Nota do editor: Este é o último de 12 capítulos da série da revista Tabletalk: O mundo judaico nos dias de Jesus.

Qual é o versículo mais ouvido no evangelho de João? João 3:16 pode vir de imediato à mente: “Porque Deus amou o mundo de tal maneira que deu o seu Filho unigênito”.

Ou as palavras do prólogo (1:1-18) podem reivindicar esse título? Afinal, são lidos todos os anos na época do Natal.

Mas talvez a resposta mais provável seja João 14:1: “Não se turbe o vosso coração”. É lido em quase todos os funerais cristãos.
Isso pode ajudar a explicar dois pontos:

1. Raramente ouvimos e refletimos sobre essas palavras em seu contexto original. Se você perguntasse até mesmo aos frequentadores regulares da igreja: “Diga-me quando Jesus declarou essas palavras e o que aconteceu antes e depois que Ele as disse”, podem ter dificuldade em dar uma resposta.

2. Tendemos a ouvi-los e lê-los como se fossem falados diretamente para nós.

É assim que muitos — talvez a maioria — dos cristãos sempre leem a Bíblia. Claro, ela é relevante para nós hoje.
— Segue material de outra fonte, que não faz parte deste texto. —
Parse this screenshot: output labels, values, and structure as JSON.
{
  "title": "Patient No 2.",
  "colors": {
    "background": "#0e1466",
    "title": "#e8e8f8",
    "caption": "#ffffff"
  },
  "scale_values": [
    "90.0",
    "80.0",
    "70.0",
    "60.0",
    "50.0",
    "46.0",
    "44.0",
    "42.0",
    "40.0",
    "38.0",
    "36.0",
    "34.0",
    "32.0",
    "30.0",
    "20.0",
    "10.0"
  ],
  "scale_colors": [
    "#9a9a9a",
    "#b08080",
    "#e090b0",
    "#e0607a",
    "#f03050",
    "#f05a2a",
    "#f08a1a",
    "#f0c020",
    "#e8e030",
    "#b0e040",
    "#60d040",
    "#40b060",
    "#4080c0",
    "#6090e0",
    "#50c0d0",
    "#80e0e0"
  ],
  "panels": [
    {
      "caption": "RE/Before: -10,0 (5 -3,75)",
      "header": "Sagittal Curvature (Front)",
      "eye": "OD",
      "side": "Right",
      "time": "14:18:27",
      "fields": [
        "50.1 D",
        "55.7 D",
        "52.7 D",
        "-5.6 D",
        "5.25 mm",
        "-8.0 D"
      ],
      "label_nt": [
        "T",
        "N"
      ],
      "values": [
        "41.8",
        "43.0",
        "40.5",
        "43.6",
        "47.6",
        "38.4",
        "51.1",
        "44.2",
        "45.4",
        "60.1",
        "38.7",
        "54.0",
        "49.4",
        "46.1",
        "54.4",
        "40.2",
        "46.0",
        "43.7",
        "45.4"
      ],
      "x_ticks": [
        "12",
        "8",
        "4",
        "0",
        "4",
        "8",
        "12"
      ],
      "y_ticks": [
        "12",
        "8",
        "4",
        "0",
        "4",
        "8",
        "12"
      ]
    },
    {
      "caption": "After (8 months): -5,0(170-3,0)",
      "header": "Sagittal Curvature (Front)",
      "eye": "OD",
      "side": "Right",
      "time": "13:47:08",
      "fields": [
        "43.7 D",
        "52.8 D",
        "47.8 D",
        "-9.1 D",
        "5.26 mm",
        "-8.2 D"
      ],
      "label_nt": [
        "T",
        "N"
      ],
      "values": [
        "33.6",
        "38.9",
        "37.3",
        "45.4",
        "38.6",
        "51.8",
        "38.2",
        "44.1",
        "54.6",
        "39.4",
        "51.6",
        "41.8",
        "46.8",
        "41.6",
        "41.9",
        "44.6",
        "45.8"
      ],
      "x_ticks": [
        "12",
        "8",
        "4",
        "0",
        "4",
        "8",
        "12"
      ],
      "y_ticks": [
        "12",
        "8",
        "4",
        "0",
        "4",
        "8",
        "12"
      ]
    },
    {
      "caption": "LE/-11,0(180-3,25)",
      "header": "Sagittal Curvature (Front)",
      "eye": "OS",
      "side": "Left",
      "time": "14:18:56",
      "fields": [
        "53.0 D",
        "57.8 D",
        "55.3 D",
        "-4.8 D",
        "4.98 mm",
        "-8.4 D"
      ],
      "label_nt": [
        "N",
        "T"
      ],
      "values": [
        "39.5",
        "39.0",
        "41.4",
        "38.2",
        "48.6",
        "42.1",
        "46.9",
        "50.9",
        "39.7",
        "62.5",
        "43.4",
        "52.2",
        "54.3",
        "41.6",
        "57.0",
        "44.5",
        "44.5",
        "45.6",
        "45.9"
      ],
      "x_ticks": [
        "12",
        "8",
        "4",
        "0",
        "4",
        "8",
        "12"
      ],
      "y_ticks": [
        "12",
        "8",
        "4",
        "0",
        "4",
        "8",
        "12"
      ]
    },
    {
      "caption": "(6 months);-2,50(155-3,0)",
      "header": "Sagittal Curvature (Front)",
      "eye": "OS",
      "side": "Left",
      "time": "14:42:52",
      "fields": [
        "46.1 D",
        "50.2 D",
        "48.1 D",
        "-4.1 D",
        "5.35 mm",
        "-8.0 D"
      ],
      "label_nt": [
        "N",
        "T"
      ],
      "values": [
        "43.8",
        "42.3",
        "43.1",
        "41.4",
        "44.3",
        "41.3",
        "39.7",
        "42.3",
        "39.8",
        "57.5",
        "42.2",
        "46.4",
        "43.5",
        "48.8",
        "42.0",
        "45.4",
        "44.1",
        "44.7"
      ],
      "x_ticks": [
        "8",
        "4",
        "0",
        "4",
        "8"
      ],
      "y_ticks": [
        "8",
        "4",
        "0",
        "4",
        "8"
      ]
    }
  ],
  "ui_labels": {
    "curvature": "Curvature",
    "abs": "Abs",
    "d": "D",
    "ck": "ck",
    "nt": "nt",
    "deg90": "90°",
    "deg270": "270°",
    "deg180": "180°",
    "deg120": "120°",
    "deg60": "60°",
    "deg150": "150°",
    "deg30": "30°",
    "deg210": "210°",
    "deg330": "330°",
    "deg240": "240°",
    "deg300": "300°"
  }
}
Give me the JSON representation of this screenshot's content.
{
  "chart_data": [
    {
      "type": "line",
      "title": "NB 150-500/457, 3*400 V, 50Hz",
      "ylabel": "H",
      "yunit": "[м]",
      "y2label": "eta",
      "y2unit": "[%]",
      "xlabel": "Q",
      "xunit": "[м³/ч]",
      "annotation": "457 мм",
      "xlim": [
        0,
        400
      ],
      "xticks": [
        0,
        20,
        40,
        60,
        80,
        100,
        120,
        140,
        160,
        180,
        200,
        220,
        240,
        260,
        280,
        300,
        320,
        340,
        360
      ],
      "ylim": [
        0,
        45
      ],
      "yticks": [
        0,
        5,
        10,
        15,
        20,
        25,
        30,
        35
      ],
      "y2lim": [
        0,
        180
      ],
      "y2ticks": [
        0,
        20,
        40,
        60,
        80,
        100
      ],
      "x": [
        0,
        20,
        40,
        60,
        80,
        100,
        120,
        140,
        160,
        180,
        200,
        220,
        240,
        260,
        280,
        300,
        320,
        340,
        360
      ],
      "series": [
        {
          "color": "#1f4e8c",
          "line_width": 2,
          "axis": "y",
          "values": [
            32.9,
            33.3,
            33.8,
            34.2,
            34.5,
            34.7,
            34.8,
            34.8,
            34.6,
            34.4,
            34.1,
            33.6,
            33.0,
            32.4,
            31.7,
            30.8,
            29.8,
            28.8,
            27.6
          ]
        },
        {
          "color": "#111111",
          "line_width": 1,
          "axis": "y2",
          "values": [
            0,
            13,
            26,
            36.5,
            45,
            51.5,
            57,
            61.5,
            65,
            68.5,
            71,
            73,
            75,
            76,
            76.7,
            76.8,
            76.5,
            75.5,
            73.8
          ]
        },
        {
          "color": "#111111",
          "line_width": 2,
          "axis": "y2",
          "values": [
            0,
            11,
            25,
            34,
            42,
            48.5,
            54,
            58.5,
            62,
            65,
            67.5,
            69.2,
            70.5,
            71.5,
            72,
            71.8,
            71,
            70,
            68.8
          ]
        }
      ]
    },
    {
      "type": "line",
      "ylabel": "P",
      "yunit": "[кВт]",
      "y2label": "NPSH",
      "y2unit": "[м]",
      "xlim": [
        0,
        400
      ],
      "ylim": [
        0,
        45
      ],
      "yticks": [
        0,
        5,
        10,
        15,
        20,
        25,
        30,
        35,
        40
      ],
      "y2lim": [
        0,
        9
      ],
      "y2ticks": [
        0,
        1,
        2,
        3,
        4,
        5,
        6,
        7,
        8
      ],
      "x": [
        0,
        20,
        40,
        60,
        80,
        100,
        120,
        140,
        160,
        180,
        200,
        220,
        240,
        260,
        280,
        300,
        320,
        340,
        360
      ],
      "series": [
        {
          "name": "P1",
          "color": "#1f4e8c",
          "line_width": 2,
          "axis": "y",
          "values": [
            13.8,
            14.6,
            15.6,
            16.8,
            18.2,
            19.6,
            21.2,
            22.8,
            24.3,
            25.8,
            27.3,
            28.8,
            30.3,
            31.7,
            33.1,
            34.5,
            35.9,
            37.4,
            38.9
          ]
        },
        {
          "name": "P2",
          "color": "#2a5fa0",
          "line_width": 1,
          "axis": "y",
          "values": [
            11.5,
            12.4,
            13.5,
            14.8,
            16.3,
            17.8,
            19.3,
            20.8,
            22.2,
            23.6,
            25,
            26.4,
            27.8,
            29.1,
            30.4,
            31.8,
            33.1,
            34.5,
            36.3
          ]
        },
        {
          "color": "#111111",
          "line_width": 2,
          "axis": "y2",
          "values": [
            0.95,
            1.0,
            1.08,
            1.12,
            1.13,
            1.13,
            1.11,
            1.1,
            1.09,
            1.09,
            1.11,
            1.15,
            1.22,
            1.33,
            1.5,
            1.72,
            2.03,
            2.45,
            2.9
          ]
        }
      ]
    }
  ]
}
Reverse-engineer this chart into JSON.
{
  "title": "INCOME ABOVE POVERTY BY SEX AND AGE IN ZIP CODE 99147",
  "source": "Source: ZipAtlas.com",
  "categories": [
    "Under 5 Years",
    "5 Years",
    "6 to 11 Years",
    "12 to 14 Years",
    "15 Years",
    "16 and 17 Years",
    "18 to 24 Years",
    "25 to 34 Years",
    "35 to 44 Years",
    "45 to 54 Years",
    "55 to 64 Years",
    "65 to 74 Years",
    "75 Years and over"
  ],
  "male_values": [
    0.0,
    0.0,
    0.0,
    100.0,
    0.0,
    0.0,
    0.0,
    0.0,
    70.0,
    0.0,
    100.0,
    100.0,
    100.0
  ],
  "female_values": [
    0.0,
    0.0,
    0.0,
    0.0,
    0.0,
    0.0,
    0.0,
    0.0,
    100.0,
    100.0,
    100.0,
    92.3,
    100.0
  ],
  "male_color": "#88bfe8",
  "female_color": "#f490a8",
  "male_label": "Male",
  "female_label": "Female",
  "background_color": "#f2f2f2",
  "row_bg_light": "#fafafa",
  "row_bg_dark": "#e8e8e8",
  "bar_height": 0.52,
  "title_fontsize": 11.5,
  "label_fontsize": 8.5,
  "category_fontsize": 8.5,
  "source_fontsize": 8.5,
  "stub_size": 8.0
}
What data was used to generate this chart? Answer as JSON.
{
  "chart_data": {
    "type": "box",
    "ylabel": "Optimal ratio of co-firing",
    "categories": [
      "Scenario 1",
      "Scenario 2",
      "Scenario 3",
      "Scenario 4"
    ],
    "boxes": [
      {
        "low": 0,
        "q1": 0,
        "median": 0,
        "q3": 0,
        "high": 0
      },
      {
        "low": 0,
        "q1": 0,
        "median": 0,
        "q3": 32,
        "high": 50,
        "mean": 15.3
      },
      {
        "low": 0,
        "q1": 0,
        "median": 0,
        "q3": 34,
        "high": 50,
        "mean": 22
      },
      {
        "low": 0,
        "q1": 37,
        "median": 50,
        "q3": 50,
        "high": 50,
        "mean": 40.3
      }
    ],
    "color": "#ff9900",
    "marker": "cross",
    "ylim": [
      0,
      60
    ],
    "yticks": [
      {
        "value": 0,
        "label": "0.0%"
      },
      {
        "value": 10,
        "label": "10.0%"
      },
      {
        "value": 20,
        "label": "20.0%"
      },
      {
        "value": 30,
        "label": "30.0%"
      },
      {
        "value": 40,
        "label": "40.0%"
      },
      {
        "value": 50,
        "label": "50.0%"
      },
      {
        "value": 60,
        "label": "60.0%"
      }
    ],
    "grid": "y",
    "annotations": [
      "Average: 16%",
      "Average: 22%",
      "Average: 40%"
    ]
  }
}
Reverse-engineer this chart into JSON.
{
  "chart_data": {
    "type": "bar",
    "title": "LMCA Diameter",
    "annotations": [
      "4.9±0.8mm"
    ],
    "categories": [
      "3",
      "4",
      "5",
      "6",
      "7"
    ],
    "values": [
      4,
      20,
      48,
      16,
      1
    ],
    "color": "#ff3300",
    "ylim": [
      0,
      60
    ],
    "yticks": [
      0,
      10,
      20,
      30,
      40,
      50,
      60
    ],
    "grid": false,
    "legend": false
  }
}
Mas é importante lembrar que, como tudo o que Jesus afirmou no cenáculo, embora essas palavras possam se aplicar a nós, foram ditas apenas aos apóstolos. Não estávamos lá.

Aqui, então, está um princípio fundamental do estudo da Bíblia: primeiro refletimos sobre o que as palavras comunicaram àqueles que as ouviram; então descobrimos, com a ajuda do Espírito, como se aplicam a nós.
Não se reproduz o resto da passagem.